Baba’s Heart Waffles
Our most requested recipe on social media is finally here!
This family-favourite recipe has been passed down for generations. Our Baba made these waffles every week, and they’ve always been a hit with everyone who tries them.
Over the years, I’ve adapted the traditional recipe to reduce processed sugar and add extra protein, making it a treat I feel great about giving my kids. And yes—they’re Baba-approved!
These waffles are perfect for a lunchbox snack, party treat, or a quick protein boost after school.
Featured lunchbox: Sparkle Teal Mini Lunchbox
Ingredients
- 2 cups self-raising flour
- 1/3 cup vanilla protein powder
- 1/3 cup monk fruit sweetener
- 4 eggs
- 1 cup milk
- 1 tsp vanilla essence
- 1 pinch of salt
- 1 pinch of salt
Method
- In a bowl, whisk together all the dry ingredients. In a separate bowl, beat the eggs, milk, and vanilla essence.

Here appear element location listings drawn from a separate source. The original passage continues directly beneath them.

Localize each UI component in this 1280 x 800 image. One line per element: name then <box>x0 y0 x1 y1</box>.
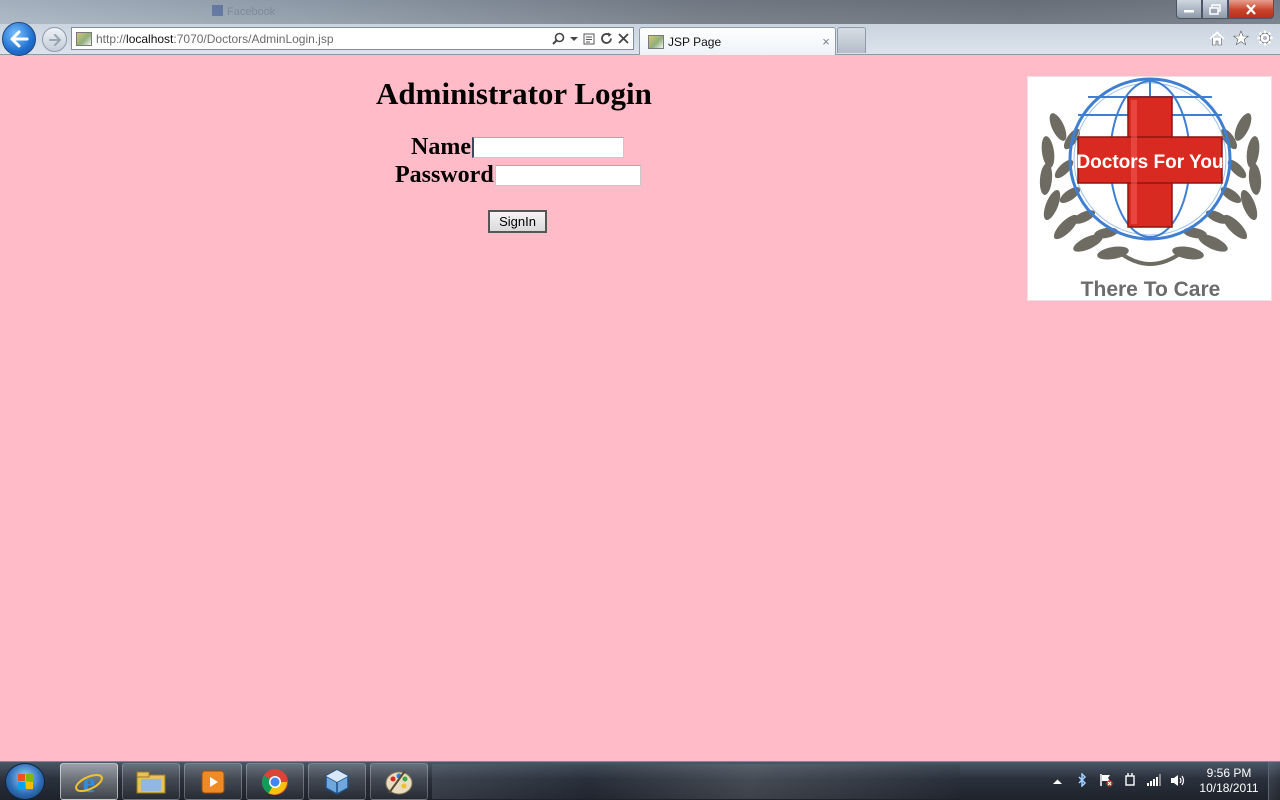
paint-palette-icon <box>385 769 413 794</box>
chevron-down-icon[interactable] <box>570 36 578 42</box>
taskbar-chrome[interactable] <box>246 763 304 800</box>
logo-tagline: There To Care <box>1080 278 1221 301</box>
name-input[interactable] <box>471 137 624 158</box>
laurel-left <box>1039 113 1129 260</box>
system-tray <box>1050 762 1185 800</box>
chevron-up-icon <box>1053 779 1062 784</box>
page-favicon-icon <box>76 31 92 46</box>
power-plug-icon <box>1124 773 1135 786</box>
gear-icon <box>1257 30 1273 46</box>
volume-tray-icon[interactable] <box>1170 774 1185 790</box>
signal-bars-icon <box>1146 774 1161 786</box>
toolbar-icons <box>1208 28 1274 48</box>
home-icon <box>1209 30 1225 45</box>
stop-icon[interactable] <box>618 33 629 44</box>
taskbar-internet-explorer[interactable]: e <box>60 763 118 800</box>
windows-taskbar: e 9:56 PM 10/18/2011 <box>0 761 1280 800</box>
minimize-button[interactable] <box>1176 0 1202 19</box>
close-icon <box>1246 3 1256 15</box>
url-prefix: http:// <box>96 31 127 46</box>
taskbar-windows-explorer[interactable] <box>122 763 180 800</box>
forward-button[interactable] <box>42 27 67 52</box>
bluetooth-tray-icon[interactable] <box>1074 772 1089 790</box>
search-icon[interactable] <box>552 32 565 45</box>
address-bar[interactable]: http://localhost:7070/Doctors/AdminLogin… <box>71 27 634 50</box>
power-tray-icon[interactable] <box>1122 773 1137 790</box>
back-arrow-icon <box>10 30 29 48</box>
star-icon <box>1233 30 1249 46</box>
virtualbox-icon <box>325 768 349 795</box>
address-bar-icons <box>552 32 633 45</box>
taskbar-media-player[interactable] <box>184 763 242 800</box>
new-tab-button[interactable] <box>837 27 866 53</box>
restore-icon <box>1209 3 1221 15</box>
system-clock[interactable]: 9:56 PM 10/18/2011 <box>1190 766 1268 796</box>
media-player-icon <box>201 770 225 793</box>
refresh-icon[interactable] <box>600 32 613 45</box>
signin-button[interactable]: SignIn <box>488 210 547 233</box>
clock-date: 10/18/2011 <box>1199 781 1259 795</box>
restore-button[interactable] <box>1202 0 1228 19</box>
forward-arrow-icon <box>48 33 61 46</box>
chrome-icon <box>262 768 288 795</box>
doctors-for-you-logo: Doctors For You There To Care <box>1027 76 1272 301</box>
show-desktop-button[interactable] <box>1268 762 1280 800</box>
url-host: localhost <box>126 31 174 46</box>
logo-brand-text: Doctors For You <box>1076 152 1223 173</box>
speaker-icon <box>1171 774 1185 786</box>
favorites-button[interactable] <box>1232 28 1250 48</box>
url-path: :7070/Doctors/AdminLogin.jsp <box>173 31 334 46</box>
window-controls <box>1176 0 1274 19</box>
browser-chrome: Facebook http://localhost:7070/Doctors/A… <box>0 0 1280 56</box>
laurel-right <box>1172 113 1262 260</box>
folder-icon <box>136 771 166 793</box>
tab-close-button[interactable]: × <box>817 34 835 49</box>
background-tab-2[interactable]: Facebook <box>212 3 362 21</box>
home-button[interactable] <box>1208 28 1226 48</box>
back-button[interactable] <box>2 22 36 56</box>
facebook-icon <box>212 5 223 16</box>
background-tab-1[interactable] <box>16 3 196 21</box>
background-tab-2-label: Facebook <box>227 6 276 18</box>
compatibility-view-icon[interactable] <box>583 32 595 45</box>
tab-favicon-icon <box>648 34 664 49</box>
page-content: Administrator Login Name Password SignIn <box>0 56 1280 761</box>
windows-logo-icon <box>18 774 33 789</box>
network-tray-icon[interactable] <box>1146 774 1161 789</box>
name-label: Name <box>411 134 471 160</box>
name-row: Name <box>411 134 624 161</box>
password-input[interactable] <box>494 165 641 186</box>
clock-time: 9:56 PM <box>1206 766 1252 780</box>
taskbar-paint[interactable] <box>370 763 428 800</box>
tab-jsp-page[interactable]: JSP Page × <box>639 27 836 55</box>
svg-text:e: e <box>83 768 95 796</box>
settings-button[interactable] <box>1256 28 1274 48</box>
logo-emblem: Doctors For You <box>1039 77 1262 266</box>
start-button[interactable] <box>5 763 45 800</box>
taskbar-peek-area <box>432 764 960 799</box>
password-label: Password <box>395 162 494 188</box>
action-center-tray-icon[interactable] <box>1098 773 1113 790</box>
internet-explorer-icon: e <box>75 768 103 796</box>
flag-icon <box>1099 774 1113 787</box>
bluetooth-icon <box>1077 772 1086 788</box>
taskbar-virtualbox[interactable] <box>308 763 366 800</box>
password-row: Password <box>395 162 641 189</box>
url-text[interactable]: http://localhost:7070/Doctors/AdminLogin… <box>96 32 552 46</box>
minimize-icon <box>1184 10 1194 13</box>
close-window-button[interactable] <box>1228 0 1274 19</box>
page-title: Administrator Login <box>376 76 652 111</box>
show-hidden-icons-button[interactable] <box>1050 776 1065 788</box>
tab-title: JSP Page <box>668 34 722 49</box>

- Gradually combine the wet ingredients with the dry ingredients, stirring until just combined. (Avoid over-mixing to keep the waffles light and fluffy!)
- Heat your waffle maker and lightly grease if needed. Pour about 1/3 cup of batter into the waffle maker at a time.
- Cook according to your preferred crispiness and your waffle maker’s settings.
- Let them cool, then store in an airtight container for up to 7 days.
Tips:
To make this recipe gluten-free, swap self-raising flour for almond flour and add 1 tsp of baking powder.
Adding protein powder boosts the protein content. You can swap for unflavoured or chocolate protein powder for a delicious chocolate waffle variation.
Your waffles will be soft and fluffy straight out of the waffle maker but will firm up slightly as they cool.